A Knowledge Discovery Process Extended to Experimental Data for the Identification of Motor Misalignment Patterns

Abstract

The diagnosis of misalignment plays a crucial role in the area of maintenance and repair since misalignment can lead to expensive downtime. To address this issue, several solutions have been developed, and both offline and online approaches are available. However, online strategies using a small number of sensors show a higher false positive rate than other approaches. The problem is a lack of knowledge regarding the interrelations of a fault, disturbances during the diagnosis process, and capable features and feature vectors. Knowledge discovery in database is a framework that allows extracting the missing knowledge. For technical systems, optimal results were achieved by aligning (partially) automated experiments with a data mining strategy, in this case classification.
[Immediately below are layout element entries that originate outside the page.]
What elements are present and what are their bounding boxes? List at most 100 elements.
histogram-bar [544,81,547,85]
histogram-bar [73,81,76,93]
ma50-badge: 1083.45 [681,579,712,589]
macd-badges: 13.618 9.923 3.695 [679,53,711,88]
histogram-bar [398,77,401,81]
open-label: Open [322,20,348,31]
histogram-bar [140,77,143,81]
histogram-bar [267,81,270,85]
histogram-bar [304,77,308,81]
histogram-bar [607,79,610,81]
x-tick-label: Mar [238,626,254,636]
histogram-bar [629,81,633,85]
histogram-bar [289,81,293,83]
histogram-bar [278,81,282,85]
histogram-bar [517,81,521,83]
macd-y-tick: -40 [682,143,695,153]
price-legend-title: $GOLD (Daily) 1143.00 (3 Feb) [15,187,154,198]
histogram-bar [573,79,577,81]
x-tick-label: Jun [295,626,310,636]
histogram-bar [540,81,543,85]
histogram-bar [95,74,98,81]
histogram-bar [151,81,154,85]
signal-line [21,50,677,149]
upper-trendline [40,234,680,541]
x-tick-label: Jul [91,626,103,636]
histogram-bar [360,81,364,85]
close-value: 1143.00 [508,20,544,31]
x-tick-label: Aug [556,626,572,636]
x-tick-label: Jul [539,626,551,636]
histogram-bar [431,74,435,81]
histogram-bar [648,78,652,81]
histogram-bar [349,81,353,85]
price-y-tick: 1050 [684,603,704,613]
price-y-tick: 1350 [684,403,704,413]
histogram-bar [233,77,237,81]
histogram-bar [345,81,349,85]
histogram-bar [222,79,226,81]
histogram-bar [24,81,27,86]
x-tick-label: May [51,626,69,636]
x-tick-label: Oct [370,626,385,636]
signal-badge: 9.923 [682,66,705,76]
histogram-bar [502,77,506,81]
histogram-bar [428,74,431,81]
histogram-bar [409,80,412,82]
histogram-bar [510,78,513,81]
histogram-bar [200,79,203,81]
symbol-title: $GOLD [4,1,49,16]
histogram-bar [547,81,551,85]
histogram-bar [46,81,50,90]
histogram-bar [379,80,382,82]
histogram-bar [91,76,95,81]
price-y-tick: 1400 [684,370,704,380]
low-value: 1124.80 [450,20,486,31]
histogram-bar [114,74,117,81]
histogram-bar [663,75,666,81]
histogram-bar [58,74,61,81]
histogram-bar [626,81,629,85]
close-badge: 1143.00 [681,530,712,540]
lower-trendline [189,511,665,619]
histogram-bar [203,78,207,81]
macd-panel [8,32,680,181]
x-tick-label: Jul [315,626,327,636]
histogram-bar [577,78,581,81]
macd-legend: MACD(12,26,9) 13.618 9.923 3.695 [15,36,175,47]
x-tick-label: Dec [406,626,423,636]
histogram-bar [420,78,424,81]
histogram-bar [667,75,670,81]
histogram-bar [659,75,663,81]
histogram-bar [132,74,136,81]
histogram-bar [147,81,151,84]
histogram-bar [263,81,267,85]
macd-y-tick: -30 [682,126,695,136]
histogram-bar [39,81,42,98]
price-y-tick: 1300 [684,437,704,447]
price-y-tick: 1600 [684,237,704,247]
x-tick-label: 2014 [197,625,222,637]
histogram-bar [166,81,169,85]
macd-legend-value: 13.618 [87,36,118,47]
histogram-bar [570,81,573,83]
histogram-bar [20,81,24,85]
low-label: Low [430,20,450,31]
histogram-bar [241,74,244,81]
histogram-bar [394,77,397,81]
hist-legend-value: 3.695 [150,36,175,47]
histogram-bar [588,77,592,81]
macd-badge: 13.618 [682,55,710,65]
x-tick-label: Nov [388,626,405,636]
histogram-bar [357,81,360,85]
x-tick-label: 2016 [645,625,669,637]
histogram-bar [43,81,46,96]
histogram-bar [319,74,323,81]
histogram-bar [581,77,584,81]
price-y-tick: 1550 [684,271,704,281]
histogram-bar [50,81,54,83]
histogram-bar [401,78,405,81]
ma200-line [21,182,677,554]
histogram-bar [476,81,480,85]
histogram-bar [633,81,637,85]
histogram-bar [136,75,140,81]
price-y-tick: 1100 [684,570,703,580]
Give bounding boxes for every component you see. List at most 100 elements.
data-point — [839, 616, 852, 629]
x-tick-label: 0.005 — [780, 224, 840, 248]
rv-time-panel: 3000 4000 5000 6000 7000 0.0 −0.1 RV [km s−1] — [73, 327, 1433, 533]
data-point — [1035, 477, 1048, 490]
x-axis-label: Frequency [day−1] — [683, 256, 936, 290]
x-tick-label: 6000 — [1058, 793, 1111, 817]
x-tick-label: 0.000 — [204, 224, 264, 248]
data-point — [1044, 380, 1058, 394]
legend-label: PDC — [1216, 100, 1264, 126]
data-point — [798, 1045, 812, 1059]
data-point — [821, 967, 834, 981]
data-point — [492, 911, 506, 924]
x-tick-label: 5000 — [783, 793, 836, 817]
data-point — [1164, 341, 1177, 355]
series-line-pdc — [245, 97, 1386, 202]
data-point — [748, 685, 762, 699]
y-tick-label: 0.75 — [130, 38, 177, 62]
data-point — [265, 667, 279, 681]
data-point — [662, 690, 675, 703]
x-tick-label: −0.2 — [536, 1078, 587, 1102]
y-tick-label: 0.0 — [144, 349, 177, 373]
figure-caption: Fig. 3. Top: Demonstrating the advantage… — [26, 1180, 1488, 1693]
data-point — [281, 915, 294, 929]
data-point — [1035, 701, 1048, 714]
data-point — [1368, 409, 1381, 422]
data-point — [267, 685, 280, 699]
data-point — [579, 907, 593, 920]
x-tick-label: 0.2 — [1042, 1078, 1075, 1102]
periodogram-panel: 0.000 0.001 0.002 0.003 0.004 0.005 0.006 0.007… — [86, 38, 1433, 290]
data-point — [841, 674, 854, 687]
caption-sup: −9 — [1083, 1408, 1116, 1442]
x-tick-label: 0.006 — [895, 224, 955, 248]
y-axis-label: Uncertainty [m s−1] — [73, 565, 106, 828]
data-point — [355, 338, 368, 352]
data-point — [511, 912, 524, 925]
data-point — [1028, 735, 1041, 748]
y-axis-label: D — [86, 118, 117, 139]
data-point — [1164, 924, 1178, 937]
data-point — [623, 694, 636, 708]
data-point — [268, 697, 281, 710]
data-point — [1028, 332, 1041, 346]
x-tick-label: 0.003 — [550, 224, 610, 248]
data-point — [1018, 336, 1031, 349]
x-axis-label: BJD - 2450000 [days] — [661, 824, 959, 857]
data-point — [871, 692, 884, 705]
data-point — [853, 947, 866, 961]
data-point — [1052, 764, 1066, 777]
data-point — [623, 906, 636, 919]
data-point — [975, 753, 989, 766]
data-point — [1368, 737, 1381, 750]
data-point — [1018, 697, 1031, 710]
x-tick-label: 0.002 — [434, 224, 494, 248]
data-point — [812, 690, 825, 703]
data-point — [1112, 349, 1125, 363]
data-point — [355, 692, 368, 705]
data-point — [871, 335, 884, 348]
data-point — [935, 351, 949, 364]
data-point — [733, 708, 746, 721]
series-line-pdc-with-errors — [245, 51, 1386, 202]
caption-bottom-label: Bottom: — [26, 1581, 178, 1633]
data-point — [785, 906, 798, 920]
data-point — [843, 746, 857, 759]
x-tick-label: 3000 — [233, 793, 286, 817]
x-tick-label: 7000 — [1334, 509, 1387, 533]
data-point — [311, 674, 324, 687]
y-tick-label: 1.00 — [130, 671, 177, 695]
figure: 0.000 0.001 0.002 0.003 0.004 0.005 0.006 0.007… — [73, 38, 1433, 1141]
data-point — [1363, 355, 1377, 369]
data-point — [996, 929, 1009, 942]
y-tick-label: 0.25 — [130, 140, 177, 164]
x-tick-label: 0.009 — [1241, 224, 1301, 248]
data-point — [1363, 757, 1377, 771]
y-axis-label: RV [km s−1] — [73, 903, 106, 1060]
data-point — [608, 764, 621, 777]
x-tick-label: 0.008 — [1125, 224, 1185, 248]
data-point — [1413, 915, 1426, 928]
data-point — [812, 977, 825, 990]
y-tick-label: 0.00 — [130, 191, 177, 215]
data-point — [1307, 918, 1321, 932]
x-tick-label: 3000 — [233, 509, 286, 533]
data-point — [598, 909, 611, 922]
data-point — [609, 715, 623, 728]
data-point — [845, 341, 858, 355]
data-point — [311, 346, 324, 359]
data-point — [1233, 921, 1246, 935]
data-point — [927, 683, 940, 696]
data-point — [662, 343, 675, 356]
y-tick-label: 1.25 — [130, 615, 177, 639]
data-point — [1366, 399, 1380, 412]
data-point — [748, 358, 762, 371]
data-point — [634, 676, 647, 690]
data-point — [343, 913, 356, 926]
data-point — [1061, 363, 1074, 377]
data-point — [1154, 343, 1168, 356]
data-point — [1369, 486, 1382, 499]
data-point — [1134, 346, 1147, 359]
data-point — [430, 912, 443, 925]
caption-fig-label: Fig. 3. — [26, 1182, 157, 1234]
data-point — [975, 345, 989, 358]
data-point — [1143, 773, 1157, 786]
The results yield a greater understanding of the interrelations regarding parallel misalignment, i.e., feature vectors that show good results also with varying load and realistic fault levels. Moreover, the test data confirm a specificity (range 0 to 1) for classification between 0.87 and 1 with the found feature vectors. For angular misalignment, potential vectors were identified, but these need further validation with a modified experiment in future work. For the study, two induction motors with 1.1 kW and 7.5 kW were considered. Furthermore, the findings were compared with additional motors of the same rated power. The findings of this work can help to improve the implementation of sensorless diagnostics on machines and advance the research in this field.